Secondo indiscrezioni Microsoft starebbe lavorando a una tecnologia che permetterebbe di sfidare Amazon sul fronte dell’accesso ai punti vendita e automatizzazione dei pagamenti

Microsoft starebbe per sfidare Amazon sul fronte degli acquisti/retail? Secondo quanto ha ripreso Reuters, Microsoft starebbe lavorando a una tecnologia che potrebbe eliminare sia i cassieri sia le linee di pagamento tradizionali dai negozi agendo sulla falsa riga di quanto ha attuato Amazon con l’apertura lo scorso gennaio a Seattle di Amazon Go, un negozio automatizzato a cui vi si accede scansionando il proprio smartphone e, una volta entrati, telecamere, sensori vari identificano ciò che il consumatore rimuove dallo scaffale e, una volta terminati gli acquisti, si esce dal negozio senza passar dalla cassa tradizionale in quanto il pagamento avviene direttamente con addebito sulla propria carta di credito.
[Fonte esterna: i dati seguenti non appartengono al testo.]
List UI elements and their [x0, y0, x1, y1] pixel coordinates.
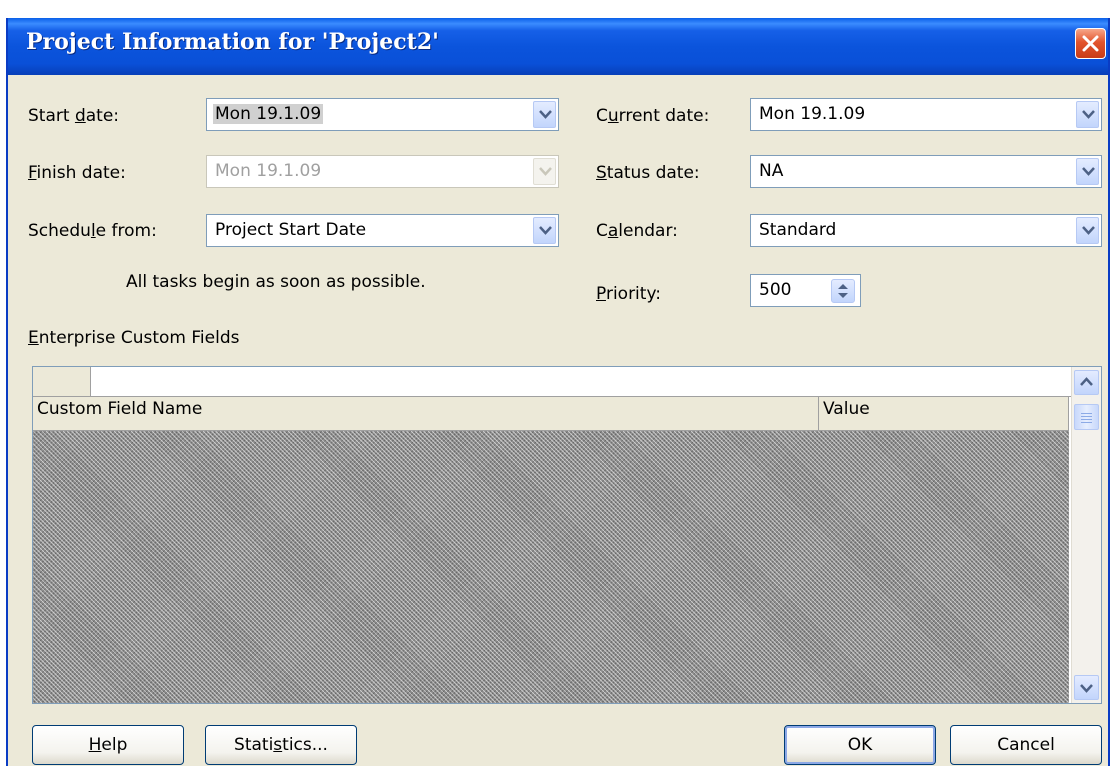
chevron-down-icon [539, 226, 552, 235]
column-header-custom-field-name[interactable]: Custom Field Name [33, 397, 819, 431]
schedule-from-value: Project Start Date [215, 220, 367, 240]
finish-date-dropdown-button [533, 158, 556, 185]
chevron-down-icon [539, 167, 552, 176]
title-bar[interactable]: Project Information for 'Project2' [8, 18, 1108, 75]
start-date-dropdown-button[interactable] [533, 101, 556, 128]
finish-date-dropdown: Mon 19.1.09 [206, 155, 559, 188]
grid-entry-bar[interactable] [91, 367, 1101, 397]
current-date-dropdown-button[interactable] [1076, 101, 1099, 128]
calendar-label: Calendar: [596, 221, 678, 241]
help-button[interactable]: Help [32, 725, 184, 765]
scroll-up-button[interactable] [1074, 370, 1099, 395]
chevron-down-icon [1082, 226, 1095, 235]
cancel-button[interactable]: Cancel [950, 725, 1102, 765]
status-date-dropdown-button[interactable] [1076, 158, 1099, 185]
ok-button[interactable]: OK [784, 725, 936, 765]
schedule-from-dropdown[interactable]: Project Start Date [206, 214, 559, 247]
finish-date-value: Mon 19.1.09 [215, 161, 322, 181]
enterprise-custom-fields-label: Enterprise Custom Fields [28, 328, 240, 348]
start-date-label: Start date: [28, 106, 120, 126]
current-date-dropdown[interactable]: Mon 19.1.09 [750, 98, 1102, 131]
calendar-dropdown-button[interactable] [1076, 217, 1099, 244]
close-icon [1082, 35, 1099, 52]
project-information-dialog: Project Information for 'Project2' Start… [6, 18, 1110, 766]
statistics-button[interactable]: Statistics... [205, 725, 357, 765]
scroll-down-button[interactable] [1074, 675, 1099, 700]
chevron-down-icon [539, 110, 552, 119]
grid-empty-area [33, 431, 1069, 703]
current-date-value: Mon 19.1.09 [759, 104, 866, 124]
status-date-value: NA [759, 161, 784, 181]
priority-spin-button[interactable] [831, 279, 855, 303]
schedule-from-label: Schedule from: [28, 221, 157, 241]
start-date-dropdown[interactable]: Mon 19.1.09 [206, 98, 559, 131]
up-down-spinner-icon [838, 284, 848, 298]
priority-value: 500 [759, 280, 792, 300]
current-date-label: Current date: [596, 106, 710, 126]
enterprise-custom-fields-grid[interactable]: Custom Field Name Value [32, 366, 1102, 704]
priority-label: Priority: [596, 284, 661, 304]
schedule-note: All tasks begin as soon as possible. [126, 272, 426, 292]
vertical-scrollbar[interactable] [1071, 367, 1101, 703]
chevron-down-icon [1080, 684, 1093, 693]
finish-date-label: Finish date: [28, 163, 126, 183]
dialog-title: Project Information for 'Project2' [26, 29, 439, 55]
chevron-up-icon [1080, 377, 1093, 386]
close-button[interactable] [1075, 28, 1106, 59]
status-date-label: Status date: [596, 163, 700, 183]
column-header-value[interactable]: Value [819, 397, 1069, 431]
chevron-down-icon [1082, 167, 1095, 176]
status-date-dropdown[interactable]: NA [750, 155, 1102, 188]
calendar-dropdown[interactable]: Standard [750, 214, 1102, 247]
chevron-down-icon [1082, 110, 1095, 119]
calendar-value: Standard [759, 220, 837, 240]
schedule-from-dropdown-button[interactable] [533, 217, 556, 244]
grid-corner [33, 367, 91, 397]
priority-spinner[interactable]: 500 [750, 274, 861, 307]
start-date-value: Mon 19.1.09 [213, 104, 324, 124]
scroll-thumb[interactable] [1074, 404, 1099, 430]
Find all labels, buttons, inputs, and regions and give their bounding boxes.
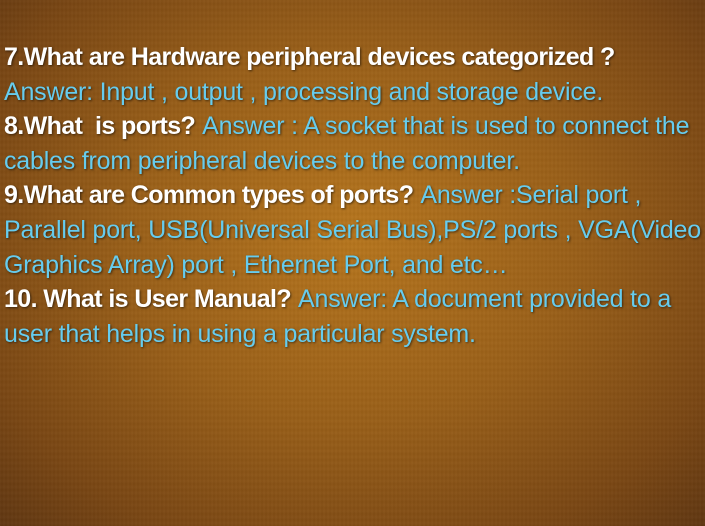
question-10: 10. What is User Manual? [4, 285, 292, 314]
slide-content: 7.What are Hardware peripheral devices c… [4, 40, 702, 351]
answer-7: Answer: Input , output , processing and … [4, 77, 604, 106]
question-7: 7.What are Hardware peripheral devices c… [4, 43, 615, 71]
qa-item-9: 9.What are Common types of ports? Answer… [4, 178, 702, 282]
qa-item-10: 10. What is User Manual? Answer: A docum… [4, 282, 702, 351]
qa-item-7: 7.What are Hardware peripheral devices c… [4, 40, 702, 109]
qa-item-8: 8.What is ports? Answer : A socket that … [4, 109, 702, 178]
question-8: 8.What is ports? [4, 112, 196, 141]
question-9: 9.What are Common types of ports? [4, 181, 414, 210]
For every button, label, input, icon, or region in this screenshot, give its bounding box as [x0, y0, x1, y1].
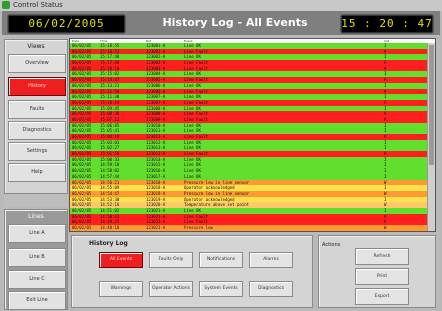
date-display: 06/02/2005 [7, 14, 126, 34]
lines-title: Lines [28, 213, 44, 220]
app-icon [2, 1, 10, 9]
table-cell-date: 06/02/05 [72, 225, 92, 230]
app-window: Control Status 06/02/2005 History Log - … [0, 0, 442, 311]
nav-views-item-5[interactable]: Help [8, 163, 66, 182]
scrollbar-thumb[interactable] [429, 45, 434, 165]
history-log-title: History Log [89, 240, 128, 247]
title-bar: Control Status [0, 0, 442, 11]
page-title: History Log - All Events [162, 16, 308, 29]
left-navigation: Views Overview History Faults Diagnostics Se… [3, 38, 68, 310]
nav-lines-item-3[interactable]: Exit Line [8, 291, 66, 310]
filter-button-0[interactable]: All Events [99, 252, 143, 268]
action-button-1[interactable]: Print [355, 268, 409, 285]
filter-button-7[interactable]: Diagnostics [249, 281, 293, 297]
vertical-scrollbar[interactable] [427, 43, 435, 231]
lines-panel: Lines Line A Line B Line C Exit Line [4, 209, 68, 310]
filter-button-2[interactable]: Notifications [199, 252, 243, 268]
nav-views-item-4[interactable]: Settings [8, 142, 66, 161]
window-title: Control Status [13, 1, 63, 9]
table-cell-event: Pressure low [184, 225, 213, 230]
time-display: 15 : 20 : 47 [340, 14, 434, 34]
nav-views-item-1[interactable]: History [8, 77, 66, 96]
filter-button-5[interactable]: Operator Actions [149, 281, 193, 297]
action-button-2[interactable]: Export [355, 288, 409, 305]
nav-views-item-3[interactable]: Diagnostics [8, 121, 66, 140]
actions-title: Actions [322, 242, 341, 248]
table-cell-cat: W [384, 225, 387, 230]
table-cell-ref: 123023-A [146, 225, 166, 230]
views-panel: Views Overview History Faults Diagnostics Se… [4, 39, 68, 194]
table-body: 06/02/05 15:18:55 123001-A Line OK I 06/02/05… [70, 43, 428, 231]
nav-lines-item-0[interactable]: Line A [8, 224, 66, 243]
date-text: 06/02/2005 [28, 17, 105, 30]
nav-separator [4, 194, 68, 207]
table-row[interactable]: 06/02/05 14:48:10 123023-A Pressure low W [70, 225, 428, 231]
nav-views-item-2[interactable]: Faults [8, 100, 66, 119]
table-cell-time: 14:48:10 [100, 225, 120, 230]
nav-views-item-0[interactable]: Overview [8, 54, 66, 73]
filter-button-1[interactable]: Faults Only [149, 252, 193, 268]
filter-button-4[interactable]: Warnings [99, 281, 143, 297]
nav-lines-item-1[interactable]: Line B [8, 248, 66, 267]
history-log-table[interactable]: Date Time Ref Event Cat 06/02/05 15:18:55 1230… [69, 38, 436, 232]
views-title: Views [27, 43, 45, 50]
time-text: 15 : 20 : 47 [341, 17, 433, 30]
header-bar: 06/02/2005 History Log - All Events 15 :… [2, 11, 440, 35]
nav-lines-item-2[interactable]: Line C [8, 270, 66, 289]
actions-panel: Actions Refresh Print Export [318, 235, 436, 308]
filter-button-3[interactable]: Alarms [249, 252, 293, 268]
history-log-filter-panel: History Log All Events Faults Only Notific… [71, 235, 313, 308]
action-button-0[interactable]: Refresh [355, 248, 409, 265]
filter-button-6[interactable]: System Events [199, 281, 243, 297]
Per gli utenti è sufficiente scaricare un’app che registra i prodotti acquistati e addebita il conto all’uscita. L’utente “striscia” il proprio smartphone all’ingresso, attivando l’app Amazon Go, selezione i prodotti da comprare (fra snack, bevande, panini imbottiti, cibo preconfezionato e articoli similari), infila tutto nella busta e, una volta concluso, esce dal negozio, senza file e perdite di tempo. Il conto arriva una volta all’uscita.

Con Amazon Go addio alle code al supermercato
Con Amazon Go addio alle code al supermercato

Sensori e telecamere, algoritmi di deep learning (AI) e riconoscimento delle immagini concorrono ad identificare ogni azione del cliente, gli articoli presi dagli scaffali (e magari rimessi a posto) e quelli che verranno infilati nella busta, da addebitare sul conto personale dell’utente.
L’obiettivo del colosso dell’e-commerce è vendere qualsiasi merce, a tutti, generando profitti grazie all’economia di scala e agli abbonamenti di Amazon Prime: “Molte persone hanno due priorità – commenta Forrester – la prima è ‘Io voglio qualcosa oggi, non voglio aspettare’. La seconda è ‘Voglio toccare e sentire il prodotto prima di comprarlo’“.
Amazon sta realizzando un grande magazzino a New York nel cuore di Manhattan, dal quale partiranno consegne giornaliere ai consumatori locali. Un altro esperimento partito anni fa, Amazon Fresh, adesso conta 16 punti vendita negli Stati Uniti. Amazon Go rientra in una più vasta strategia retail, di vendita al dettaglio, del colosso delle vendite on line.

Insomma, se confermato, il colosso di Redmond darebbe del filo da torcere ad Amazon la quale si appresta ad aprire nuovi Go a Chicago e a San Francisco. Per Microsoft, secondo Reuters, diventare alleato di rivenditori significherebbe fare grandi affari perché oltre a sviluppare tecnologie di questo tipo, si posizionerebbe appena sotto Amazon nella vendita di servizi in cloud, fondamentali, oggi, per la gestione di siti di e-commerce. Come accennato, non è ancora certo quando queste tecnologie Microsoft vedranno la luce e se mai le vedranno, visto che i presupposti per pensare che Microsoft possa lavorare in questo senso ci sono, ma non ci sono prove concrete, ma di certo andrebbero a favorire un mercato di rivenditori che oggi si vede messa da parte da un colosso come Amazon.